Waiting for the right time
“We’d been playing together again for a little while,” Phillips said. “We took a five-year full stop and had, here and there, kind of come back and realized we weren’t really ready yet.”
Phillips said there was always a lot of pressure from the outside to keep it going, but the band didn’t end on the best note the first time around.
“I always felt like it would be good to get together and make it work again and do things on a more positive note,” he said. “Enough time passed that we thought we wouldn’t only survive it but thrive in it. Doing the greatest hits recording was a toe in the water to see how we got along in the studio. It finally felt like the time.”
The band released “All You Want,” a collection of new recordings of fan favorites, in 2011 before making the commitment to another album with entirely fresh tracks. Some of the songs on “New Constellations” are in a classic Toad vein and could have shown up on any of the band’s records, Phillips said.
“There’s a few elements about what we do that we can’t really help,” he said with a laugh. “The funny thing about a band is you get together and play the songs and it’s strange. I bring in a song and it’s a Glen song, and I bring it to Toad and it becomes a Toad song. There’s a way that we speak to each other that’s automatic.
“And I think ‘New Constellations’ (the title track) — there’s a new wave in it. It’s not an utterly modern song; it still sounds like us but takes in some of the vocabulary that’s been going on in the past 15 years since we broke up.”
For the fans
Toad the Wet Sprocket chose to take the crowd-sourcing route for “New Constellations,” rather than label hunting or fronting the money themselves. The Kickstarter campaign was wildly successful, with the band raising $264,762 from an original pledged goal of $50,000. More than 6,300 people helped back the band to create the new album.
“It’s been awesome,” Phillips said. “We’re extremely happy about it. Crowd sourcing is an amazing new tool; we’re really grateful to have that opportunity in front of us. It used to be that you’d have to go out and get a record deal, and if you did it yourself, it’s hard to distribute a record.”
Modern tools make it easy, Phillips said, especially if you already have an audience or fan base to step in and start working.

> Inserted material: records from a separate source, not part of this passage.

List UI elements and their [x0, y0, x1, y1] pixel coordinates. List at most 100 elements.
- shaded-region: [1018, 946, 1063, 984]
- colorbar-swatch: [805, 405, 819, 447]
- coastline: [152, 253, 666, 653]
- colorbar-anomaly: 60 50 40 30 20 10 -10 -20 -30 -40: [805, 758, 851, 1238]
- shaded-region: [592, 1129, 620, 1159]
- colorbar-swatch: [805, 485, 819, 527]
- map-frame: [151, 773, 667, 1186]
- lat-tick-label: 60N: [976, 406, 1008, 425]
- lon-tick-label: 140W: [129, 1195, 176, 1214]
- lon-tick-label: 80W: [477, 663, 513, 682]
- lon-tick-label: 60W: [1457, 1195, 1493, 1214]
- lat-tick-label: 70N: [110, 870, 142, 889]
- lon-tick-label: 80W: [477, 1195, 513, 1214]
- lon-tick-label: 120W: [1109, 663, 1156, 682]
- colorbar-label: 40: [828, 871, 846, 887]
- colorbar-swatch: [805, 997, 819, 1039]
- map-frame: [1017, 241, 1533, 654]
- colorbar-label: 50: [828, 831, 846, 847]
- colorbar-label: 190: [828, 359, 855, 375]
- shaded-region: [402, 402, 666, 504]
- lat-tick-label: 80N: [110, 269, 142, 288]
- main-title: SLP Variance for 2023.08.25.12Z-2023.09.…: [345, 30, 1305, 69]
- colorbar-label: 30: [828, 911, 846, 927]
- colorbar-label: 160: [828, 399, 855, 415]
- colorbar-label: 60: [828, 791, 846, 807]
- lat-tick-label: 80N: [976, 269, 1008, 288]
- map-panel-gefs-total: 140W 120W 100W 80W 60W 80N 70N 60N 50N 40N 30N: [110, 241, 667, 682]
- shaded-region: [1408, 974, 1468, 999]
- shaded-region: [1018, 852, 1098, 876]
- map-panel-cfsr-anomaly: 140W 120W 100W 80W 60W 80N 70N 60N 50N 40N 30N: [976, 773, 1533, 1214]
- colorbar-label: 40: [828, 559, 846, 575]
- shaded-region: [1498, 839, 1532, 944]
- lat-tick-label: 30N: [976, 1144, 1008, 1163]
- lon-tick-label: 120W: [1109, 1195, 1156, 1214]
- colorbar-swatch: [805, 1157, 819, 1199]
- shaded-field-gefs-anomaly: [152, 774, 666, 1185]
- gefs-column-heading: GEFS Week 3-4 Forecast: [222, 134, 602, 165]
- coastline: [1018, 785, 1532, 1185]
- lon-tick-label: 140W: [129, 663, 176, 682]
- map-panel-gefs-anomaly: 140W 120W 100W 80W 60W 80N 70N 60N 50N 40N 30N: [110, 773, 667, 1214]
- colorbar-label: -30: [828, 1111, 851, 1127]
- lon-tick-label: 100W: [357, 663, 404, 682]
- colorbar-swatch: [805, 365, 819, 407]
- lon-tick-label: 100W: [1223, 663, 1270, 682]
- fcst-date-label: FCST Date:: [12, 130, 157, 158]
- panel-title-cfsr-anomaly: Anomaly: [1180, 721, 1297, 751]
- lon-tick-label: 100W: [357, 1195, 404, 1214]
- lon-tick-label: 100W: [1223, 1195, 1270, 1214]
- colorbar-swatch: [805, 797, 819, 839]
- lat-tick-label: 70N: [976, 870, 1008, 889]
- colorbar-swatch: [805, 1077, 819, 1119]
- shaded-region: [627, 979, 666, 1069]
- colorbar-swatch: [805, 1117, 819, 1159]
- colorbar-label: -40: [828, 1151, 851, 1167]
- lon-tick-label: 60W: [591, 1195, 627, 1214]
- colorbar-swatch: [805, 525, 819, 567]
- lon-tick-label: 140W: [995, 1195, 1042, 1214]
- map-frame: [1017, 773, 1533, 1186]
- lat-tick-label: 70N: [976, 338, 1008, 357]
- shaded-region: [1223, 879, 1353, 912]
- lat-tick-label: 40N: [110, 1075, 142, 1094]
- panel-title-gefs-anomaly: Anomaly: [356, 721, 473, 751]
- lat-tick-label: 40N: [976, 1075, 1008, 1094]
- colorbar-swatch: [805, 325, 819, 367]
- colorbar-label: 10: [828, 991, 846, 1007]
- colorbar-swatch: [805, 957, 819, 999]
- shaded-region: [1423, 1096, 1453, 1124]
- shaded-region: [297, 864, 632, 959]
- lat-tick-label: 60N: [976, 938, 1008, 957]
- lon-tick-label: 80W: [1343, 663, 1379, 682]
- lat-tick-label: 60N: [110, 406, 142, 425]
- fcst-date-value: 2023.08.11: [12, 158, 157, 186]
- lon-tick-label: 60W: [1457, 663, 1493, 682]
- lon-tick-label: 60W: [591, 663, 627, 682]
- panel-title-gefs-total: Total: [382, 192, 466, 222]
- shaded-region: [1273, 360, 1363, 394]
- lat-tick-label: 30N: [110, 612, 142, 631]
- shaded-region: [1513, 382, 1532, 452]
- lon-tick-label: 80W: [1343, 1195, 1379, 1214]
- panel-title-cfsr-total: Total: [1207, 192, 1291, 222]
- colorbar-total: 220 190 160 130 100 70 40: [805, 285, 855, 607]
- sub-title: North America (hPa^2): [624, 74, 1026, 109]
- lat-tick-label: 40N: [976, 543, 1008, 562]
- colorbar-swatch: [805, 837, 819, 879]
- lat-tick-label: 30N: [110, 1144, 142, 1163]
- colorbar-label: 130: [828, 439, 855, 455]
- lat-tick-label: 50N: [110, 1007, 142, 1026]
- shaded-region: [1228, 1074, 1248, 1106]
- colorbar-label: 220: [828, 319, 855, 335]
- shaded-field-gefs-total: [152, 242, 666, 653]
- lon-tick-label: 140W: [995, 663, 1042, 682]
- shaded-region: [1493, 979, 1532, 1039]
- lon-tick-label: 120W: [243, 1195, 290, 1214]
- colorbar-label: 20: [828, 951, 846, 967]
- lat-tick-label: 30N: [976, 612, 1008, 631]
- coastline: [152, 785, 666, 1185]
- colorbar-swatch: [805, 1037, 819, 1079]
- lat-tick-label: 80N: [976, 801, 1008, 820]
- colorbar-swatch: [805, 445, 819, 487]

“We’ll have distributed the records to the people who care the most about it,” he said. “We’ll be in the black and be able to start promoting it, and even if we go to a label and do a licensing deal, we’ll be on our own terms and not be in the hole from Day 1.”
When the band started in the early ’90s, the CD was still new, and many people would buy a cassette for the car and a CD for home. Phillips said now, with the advent of digital music, maybe one in 20 people actually buy an album, so the band wanted to give back to the fans who were supporting them by purchasing their music.
“Those who care more about it understand that they are the patrons, and they are kind of happy to offer more, and we are happy to offer more back to them,” he said.